Wednesday, July 22, 2009

Jimmy Durante's Residential Time Capsule

SELLER: Estate of Jimmy Durante
LOCATION: N. Beverly Drive, Beverly Hills, CA
PRICE: $3,395,000
SIZE: 3,944 square feet, 3 bedrooms, 2.5 bathrooms
DESCRIPTION: The longtime home of Jimmy Durante, not on the market for 60+ yrs. Rebuilt in 1963 by architects Marvin & Kelsey, the main residence is 3 beds, 2.5 baths + 2 story guest w/ 1 bdrm apt upstairs & maids + storage lower. Also a pool room w/ bath & entertainment flow. Large master w/ sitting area & fireplace. Entry light fixtures excluded.

YOUR MAMAS NOTES: Once again we are very short on time...Your Mama and the Dr. Cooter are not able to access the interweb on a regular basis. But rather than leave the children high and dry, salivating and clamoring and left to their own devices, we figured we'd pop up a Beverly Hills time capsule listed at $3,395,000 that was the long time home of actor and comedian Jimmy Durante and his much younger second wife Margie who was a hat check gurl at the Copacabana when the May December love birds first met. Your Mama just loves a Tinseltown love story.

A Hollywood legend known for his quick wit, Brooklyn accent and huge honker, Mister Durante started up his ladder of fame after dropping out of the 8th grade and playing ragtime on the pie-ana which landed him on the Vaudville stage. Later Mister Durante became a radio star who transitioned into talkies.

Property records are unclear as to when Mister and Missus second Durante bought the long and low modern manse on the wide and pretty palm tree lined N. Beverly Drive. However, listing information indicates the property has not been on the market for more than 60 years which would indicate to a know-nothing like Your Mama that Mister Durante owned the house since sometime in the middle of the last century. However, don't nobody quote Your Mama on that because we really don't know when the couple set up house here.

According to listing information the 3,944 square foot house was re-built in 1963 by a couple of architects we confess we've never heard of named Marvin & Kelsey. Those may be their first or last names, we don't know but perhaps one of Your Mama's more architecturally educated children can educate us on these two. Anyhoo, the main house, which includes just 3 bedrooms and 2.5 poopers is fronted by a deep yard with a semi-circular black top driveway which, quite frankly is a bit down market for this neck of Los Angeles.

The house appears to have been professionally decorated back in the early 1960s in all sorts of beige and pale pastel colors, a style that has not withstood the test of time.
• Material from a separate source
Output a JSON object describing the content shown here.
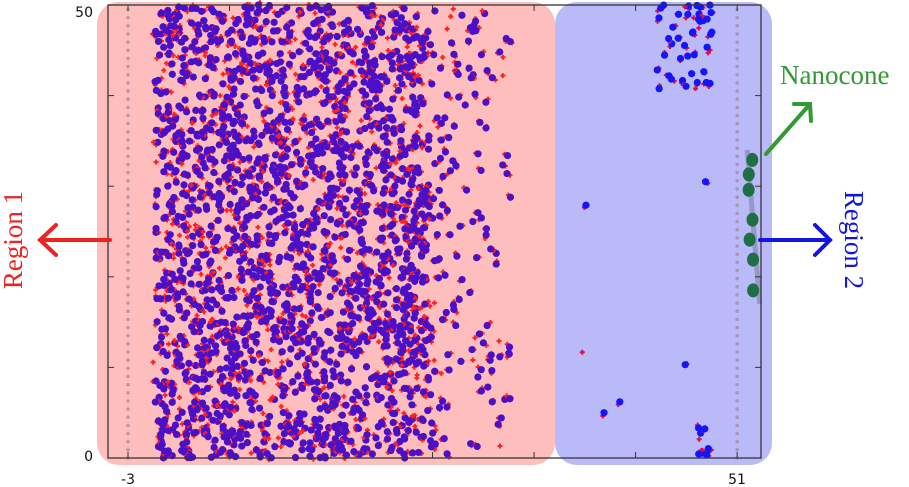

While this may have been the very apex of day-core back in 1963 (or so) it is now, as Mister Durante himself might say, "a castastrostroke." Our bleary gin soaked little brain cain't even figure out how to pronounce that word, but we are sharp enough to know it's not a compliment.

The main rooms include a formal living room with bleached blond wood floors, a massive stone fireplace of the sort they stopped building in 1972. The bleached blond wood floors continue into the formal dining room where one entire wall is covered with a mirror, a decorative moment we like in theory but makes us uncomfortable when we think of having to sit opposite the reflecting glass while we masticated yams or chawed on a chicken leg. We not sure why such a small chandelier was chosen when the room could easily support a larger number, but we rather love the dining room set which looks like a 1960s interpretation of something the nice gay decorator Billy Haines might have done in the late 1940s.

In addition to the three bedrooms and 2.5 poopers in the main house, a two-story structure adjacent to the swimming pool in the back yard contains a 1 bedroom guest unit on the second floor and storage space and a staff room on the ground floor. While we can't imagine living up in a house with staff–our house gurl Svetlana insists on her own residence which is just fine with Your Mama and the Dr. Cooter because we do not need Miss Big Ears all up in our night time bidness–this detached room set up is workable.

Opposite the guest/staff house is a pool house with, according to listing information, a pooper and a dry sauna, both of which ought to be retained in whatever renovations will be undertaken by the next owner. Not only is it healthy to sweat out the booze in a sauna, a pool pooper means no wet people tramping through the house every time they need to evacuate.

If we had to guess, we'd guess any new owner will raze this residence and replace it with one of those ginormous faux Tuscan/quasi Neo-classical numbers that line the flats of Beverly Hills. But maybe not. Maybe, just maybe some deep pocketed Palm Springs queen will come along and upgrade this house while retaining some of the better original features like that perforated concrete block screens at the front of the house which always remind Your Mama of a most excellent trip we took to Vieques with our pal Fiona Trambeau back when we were both in enviable bathing suit shape. Today it's tunics and wide brimmed sun hats, but that's another story for another day.

Good night, Mrs. Calabash, wherever you are.